Stockholder proposals may be included in our proxy statement and form of proxy for an annual meeting so long as they are provided to us on a timely basis and satisfy the other conditions set forth in Rule 14a-8 under the Securities Exchange Act of 1934, as amended (the “Exchange Act”), regarding the inclusion of stockholder proposals in company- sponsored proxy materials. We currently anticipate holding our 2022 annual meeting of stockholders in August 2022, although the Board may decide to schedule the meeting for a different date.
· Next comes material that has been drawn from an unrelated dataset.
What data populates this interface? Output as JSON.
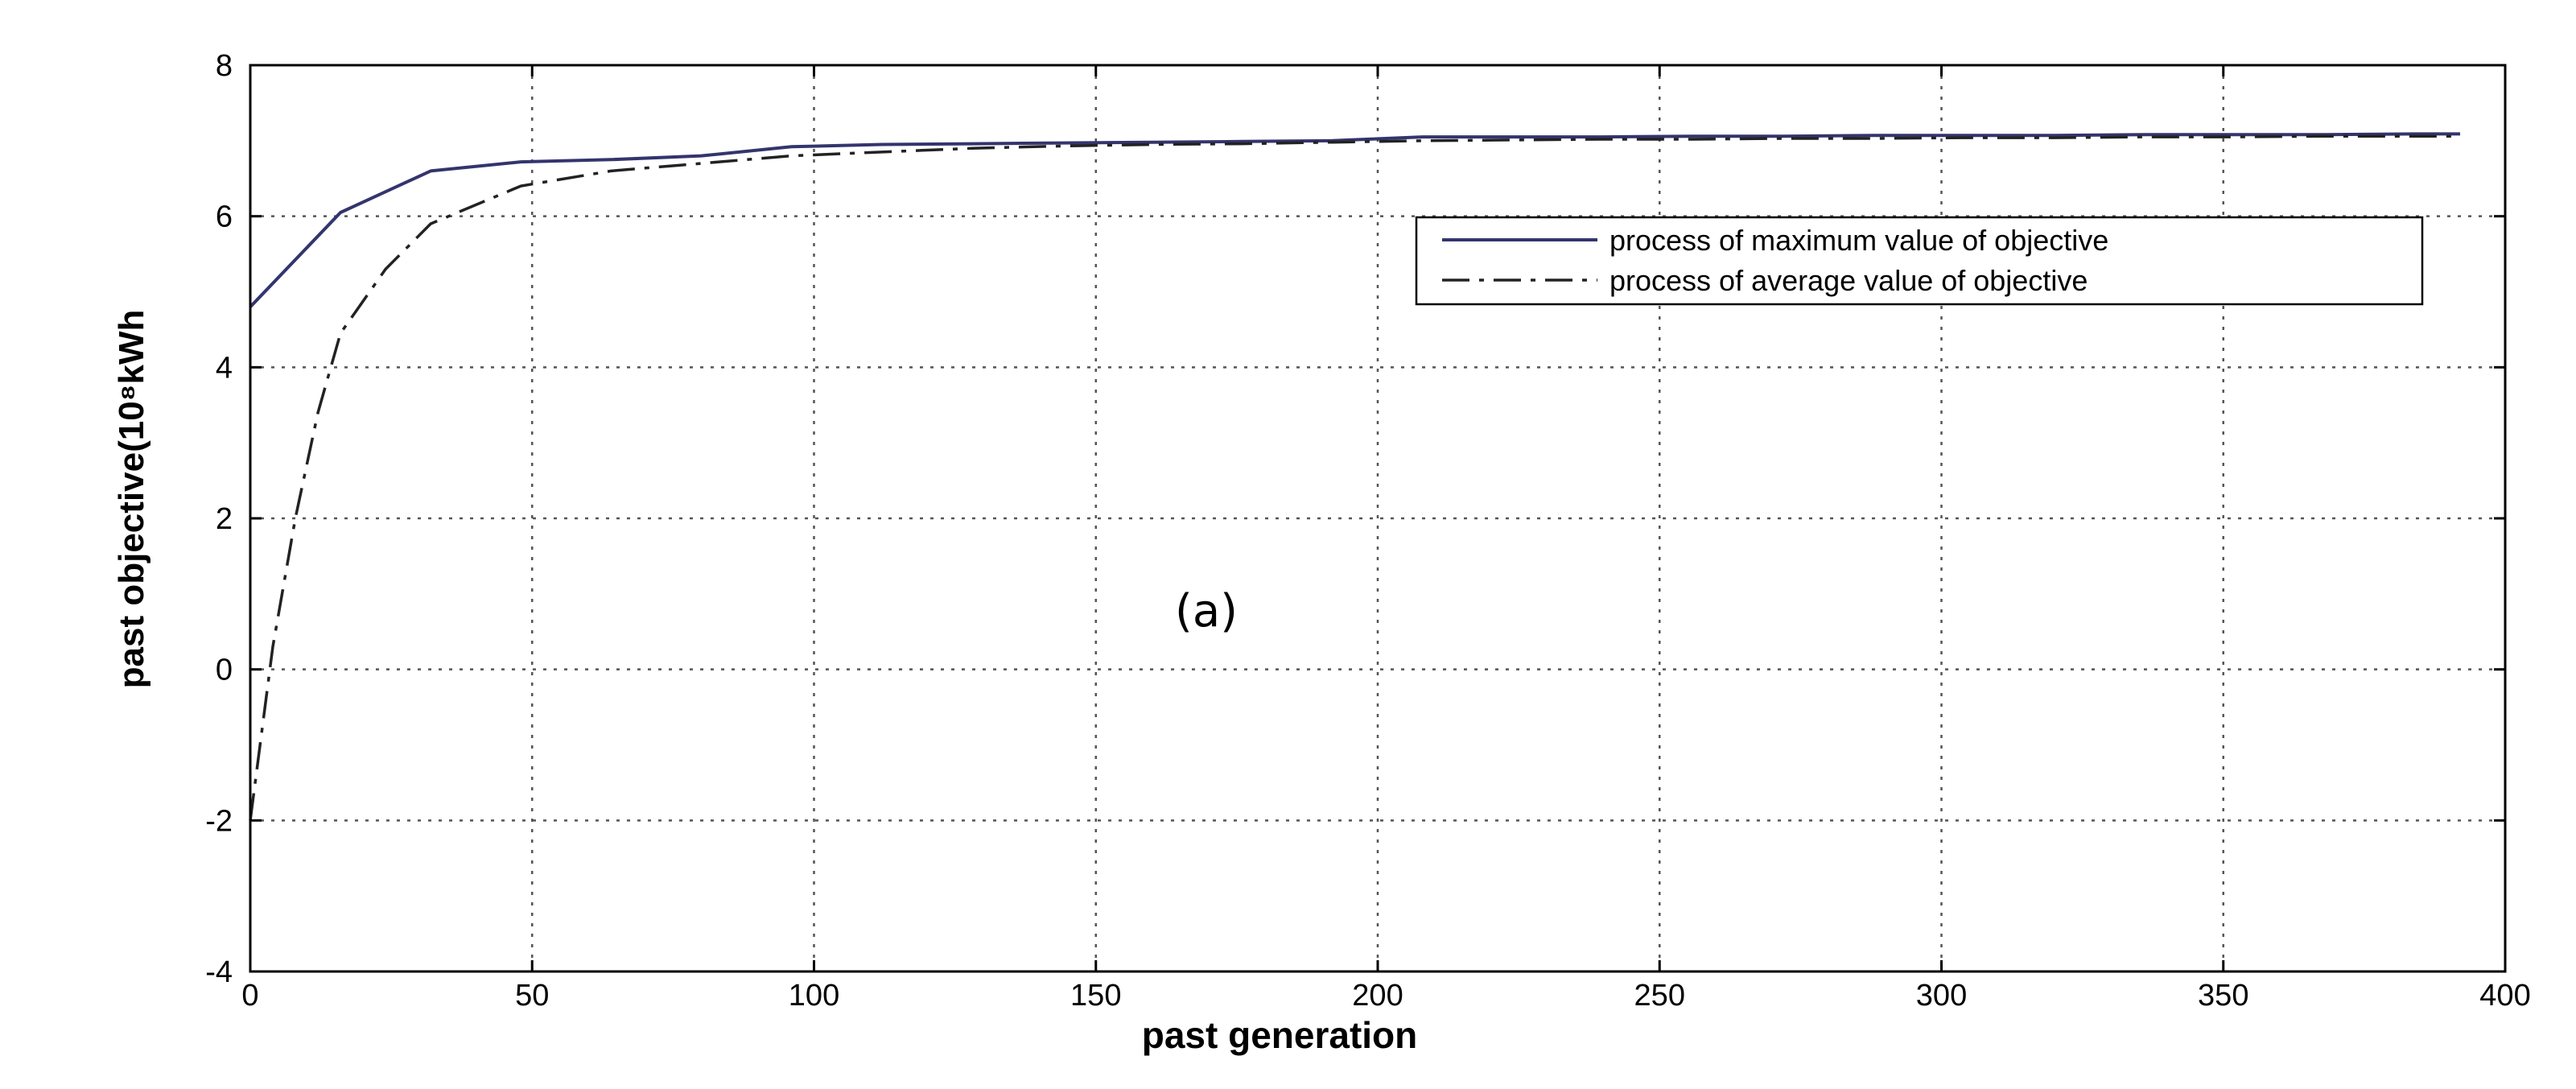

For a stockholder proposal to be considered pursuant to Rule 14a-8 for inclusion in our proxy statement and form of proxy for the annual meeting to be held in 2022, we must receive the proposal at our principal executive offices, addressed to our Secretary, no later than February 15, 20222022. Any proposals received after such date will be considered untimely. Submitting a stockholder proposal does not guarantee that it will be included in our proxy statement and form of proxy.

 

In addition, a stockholder proposal that is not intended for inclusion in our proxy statement and form of proxy under Rule 14a-8 (including director nominations) shall be considered “timely” as calculated in accordance with Rule 14a- 4(c) under the Exchange Act, and may be brought before the 2022 annual meeting of stockholders provided that we receive information and notice of the proposal addressed to our Secretary at our principal executive offices, no earlier than April 1, 2022 and no later than May 3, 2022.

 

We strongly encourage any stockholder interested in submitting a proposal to contact our Secretary in advance of these deadlines to discuss any proposal he or she is considering, and stockholders may want to consult knowledgeable counsel with regard to the detailed requirements of applicable securities laws. All notices of stockholder proposals, whether or not intended to be included in our proxy materials, should be in writing and sent to our principal executive offices, located at: Eastside Distilling, Inc., 8911 NE Marx Drive, Suite A2, Portland, OR 97220, Attention: Secretary.